As previously reported, the BBC College of Journalism – publicly unveiled online this week – is to partner Journalism.co.uk’s news:rewired event on 14 January 2010. Part of the BBC Academy, which also officially launched this week, bbc.co.uk/journalism will open up the BBC’s training materials to the UK, and eventually to a non-UK audience, by subscription. More detail at this link…
The college’s website manager, Jon Jacob, told us a bit about the process of bringing together technology with editorial content.
What does your job involve?
[JJ] As website manager I’ve taken the editorial vision of its editor, Kevin Marsh and translated it into a web proposition. There is traditionally a divide between editorial and technical production, but here Kevin’s technical savviness and desire to try different things makes that transformation process a lot less demanding.

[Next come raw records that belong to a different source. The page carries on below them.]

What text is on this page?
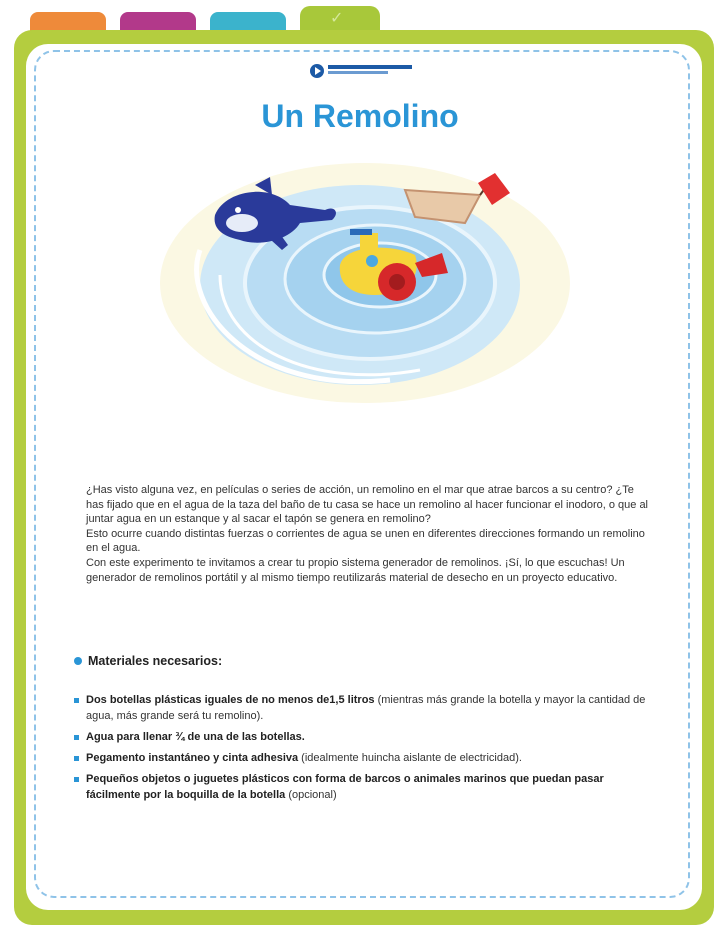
✓
Un Remolino

¿Has visto alguna vez, en películas o series de acción, un remolino en el mar que atrae barcos a su centro? ¿Te has fijado que en el agua de la taza del baño de tu casa se hace un remolino al hacer funcionar el inodoro, o que al juntar agua en un estanque y al sacar el tapón se genera en remolino?

Esto ocurre cuando distintas fuerzas o corrientes de agua se unen en diferentes direcciones formando un remolino en el agua.

Con este experimento te invitamos a crear tu propio sistema generador de remolinos. ¡Sí, lo que escuchas! Un generador de remolinos portátil y al mismo tiempo reutilizarás material de desecho en un proyecto educativo.

Materiales necesarios:
Dos botellas plásticas iguales de no menos de1,5 litros (mientras más grande la botella y mayor la cantidad de agua, más grande será tu remolino).
Agua para llenar ¾ de una de las botellas.
Pegamento instantáneo y cinta adhesiva (idealmente huincha aislante de electricidad).
Pequeños objetos o juguetes plásticos con forma de barcos o animales marinos que puedan pasar fácilmente por la boquilla de la botella (opcional)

What did you focus on when building the site?
At a time when there is a move towards streamlining and automating web production content, we’ve deliberately gone the other way, flattening our site architecture to make most, if not all, content no more than three clicks away.
We’ve focused the search facility, whilst enhancing the ‘related links’ section on the right hand side of content pages, in the hope that this will help users ‘discover’ content.
During the initial production phase it was difficult to see that this related content concept was actually going to work and yet, as we began authoring pages and checking and re-checking copy, we all found ourselves stumbling on pages using that very function.
It’s not necessarily ground-breaking – on one level it’s just related links and that’s been going on for ages on the web – but it helps navigate a unique learning path through the 2,500 pages of learning on the site.
What did you personally enjoy about the project?
This entire project has been a deeply rewarding process in terms of my own career. It’s been one year for me, bringing on board independent production company Illumina for the design and build of the site, and a good many more years for the rest of the team.
Having forgotten my teenage journalistic aspirations, I’ve spent a year absorbing our own journalism learning and immersing myself in other content on the web. It’s only now I realise that I’m in exactly the right place to learn the tools of the trade, hence my series of ‘Journalism 101’ blog posts on the BBC College of Journalism blog.